Biz Tolga’yla didişirken, Sergen “Akşam yemeği yiyecek misiniz? Ona göre tabak çıkarıyorum,” diye sordu. Kafamı mutfağa çevirdim, ne ara oraya gitmişti o?

“Ne yemek yaptın?” Tolga sanki normal bir şey diyormuş gibi Sergen’e bunu sorduğunda, Sergen eline fırın eldivenini takmış, fırındaki borcamı çıkartıp Tolga’ya doğru tuttu.
“Allah’ım, ben ne günah işledim de bu geri zekalılarla aynı evdeyim?”

İşin ilginç yanı, Tolga masaya gittiğinde Pelda da masaya gidip oturmuştu. Balık sevmiyordum ama güzel gözüküyordu. Masada sadece dört tabak olduğunu gördüm.

“Aybars’ı çağırmayacak mısınız?” Tolga, tabağındaki balığa iştahla bakarken büyülenmiş gibi duruyordu. “Zıkkım yesin o, biz onun hakkında yeriz. Ye sen.” Sandalyemden kalkıp kapıya yöneldim.

“Nereye?”

“Aybars’ı çağırmaya.”

Çalışma odasının kapısını yavaşça açıp içeri girdim.

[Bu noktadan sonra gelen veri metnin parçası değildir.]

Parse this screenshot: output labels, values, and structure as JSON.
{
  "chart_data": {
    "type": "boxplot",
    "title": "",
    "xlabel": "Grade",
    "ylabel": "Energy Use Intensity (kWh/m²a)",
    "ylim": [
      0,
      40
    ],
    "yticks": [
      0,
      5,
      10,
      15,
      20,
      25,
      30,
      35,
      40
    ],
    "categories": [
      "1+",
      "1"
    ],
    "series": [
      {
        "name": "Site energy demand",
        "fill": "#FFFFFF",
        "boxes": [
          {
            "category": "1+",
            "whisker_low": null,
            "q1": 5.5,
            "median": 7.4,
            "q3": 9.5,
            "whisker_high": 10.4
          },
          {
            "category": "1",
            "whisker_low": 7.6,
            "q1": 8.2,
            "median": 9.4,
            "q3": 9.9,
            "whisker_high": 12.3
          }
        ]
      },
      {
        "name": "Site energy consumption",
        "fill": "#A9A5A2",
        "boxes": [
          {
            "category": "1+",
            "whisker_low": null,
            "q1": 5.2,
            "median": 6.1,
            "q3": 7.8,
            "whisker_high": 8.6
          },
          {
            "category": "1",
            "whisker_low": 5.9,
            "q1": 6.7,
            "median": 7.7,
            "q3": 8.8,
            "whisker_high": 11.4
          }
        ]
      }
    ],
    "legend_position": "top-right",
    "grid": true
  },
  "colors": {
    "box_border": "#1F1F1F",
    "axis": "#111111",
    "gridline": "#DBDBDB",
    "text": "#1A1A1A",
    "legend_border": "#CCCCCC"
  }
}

Aybars, kafasını masaya koymuş, kollarıyla da kafasını kapatmıştı. Sessizce yanına yaklaşıp kafamı eğip yüzünün açıkta kalan kısmına baktım; uyuyor muydu? Gözleri kapalıydı, kaşı kanamıştı; kaşından akan kan ise kurumuştu. Kaşına dokunduğum an kafasını kaldırınca ben de gerilemiştim.

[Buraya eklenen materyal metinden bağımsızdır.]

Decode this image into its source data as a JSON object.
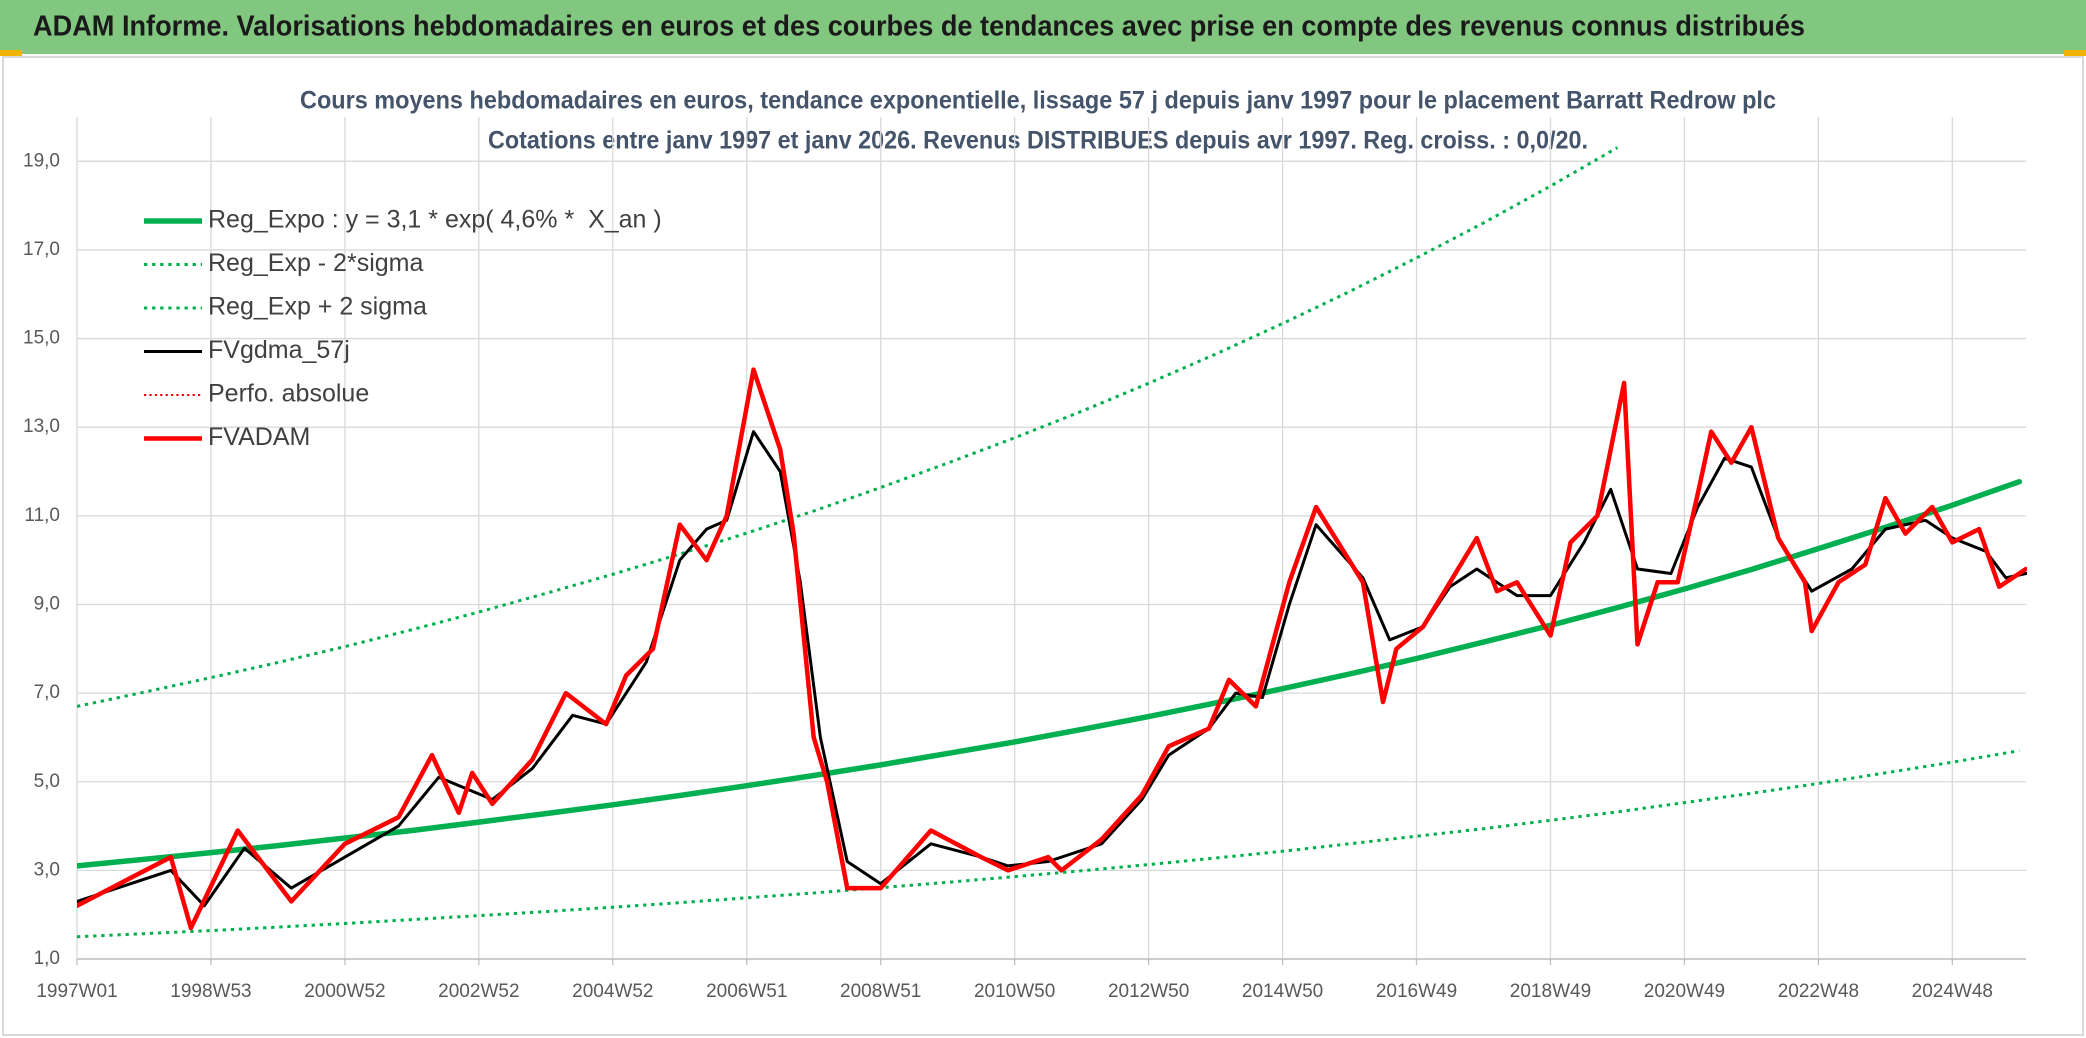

Uykulu gözlerle bana bakıp, “Neden sessizce yaklaşıyordun?” diye sordu. “Kaşın kanamış,” dedim. Elini tam kanayan kısma bastırınca yüzünü buruşturdu, acımış olmalıydı.

“Bekle burada,” dedim. Çalışma odasından çıkıp sabah ebeveyn banyosunda gördüğüm ıvır zıvırlara bakmak için tekrar oraya gittim. Dolabı açtığımda, içindeki bezlerden birini ve küçük ilk yardım kitini alıp hızla tekrar çalışma odasına gittim.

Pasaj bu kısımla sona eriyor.